Government Engineering College, Sheikhpura
- Motto: विज्ञानं विधिं विवृणुते
- Type: Public
- Established: 2019; 7 years ago
- Affiliations: Bihar Engineering University
- Principal: Dr. Jaishanker Prasad Keshari
- Language: English & Hindi
- Website: www.gecsheikhpura.org.in

= Government Engineering College, Sheikhpura =

Engineering college in Bihar, India

Government Engineering College, Sheikhpura is a government engineering college in Sheikhpura district of Bihar. It was established in the year 2019 under Department of Science and Technology, Bihar. It is affiliated with Bihar Engineering University and approved by All India Council for Technical Education.

== Admission ==
Admission in the college for four years Bachelor of Technology course is made through UGEAC conducted by Bihar Combined Entrance Competitive Examination Board.
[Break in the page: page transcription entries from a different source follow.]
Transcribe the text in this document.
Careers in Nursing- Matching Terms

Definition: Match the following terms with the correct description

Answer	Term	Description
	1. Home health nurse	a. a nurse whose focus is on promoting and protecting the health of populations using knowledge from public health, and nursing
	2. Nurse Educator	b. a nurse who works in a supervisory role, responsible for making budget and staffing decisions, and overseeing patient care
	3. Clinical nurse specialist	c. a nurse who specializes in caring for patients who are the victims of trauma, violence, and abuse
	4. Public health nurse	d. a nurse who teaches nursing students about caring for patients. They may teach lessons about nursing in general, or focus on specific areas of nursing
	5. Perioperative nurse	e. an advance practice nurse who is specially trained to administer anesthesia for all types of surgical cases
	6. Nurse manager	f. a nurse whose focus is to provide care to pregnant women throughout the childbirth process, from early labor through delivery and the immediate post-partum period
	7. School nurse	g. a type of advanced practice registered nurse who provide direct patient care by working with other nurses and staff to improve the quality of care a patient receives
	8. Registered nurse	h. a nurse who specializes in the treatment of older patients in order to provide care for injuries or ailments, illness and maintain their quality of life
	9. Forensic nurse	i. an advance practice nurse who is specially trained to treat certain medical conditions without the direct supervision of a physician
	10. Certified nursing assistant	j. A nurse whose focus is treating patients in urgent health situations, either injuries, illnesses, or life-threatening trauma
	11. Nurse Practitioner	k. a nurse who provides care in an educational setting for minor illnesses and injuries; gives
To apply for UGEAC, appearing in JEE Main of that admission year is required along with other eligibility criteria.

== Departments ==

College had four branches till 2022 in Bachelor of Technology courses with annual intake of 60 students in each branch.

1. Computer Science Engineering
2. Civil Engineering
3. Mechanical Engineering
4. Electrical Engineering
5. Electronics & Communication Engineering

In 2023, another branch Computer Science and Engineering was added with intake capacity of 120 students per batch.

== Students Club ==

1. Exletra - The Techno-Cultural Club of GEC Sheikhpura.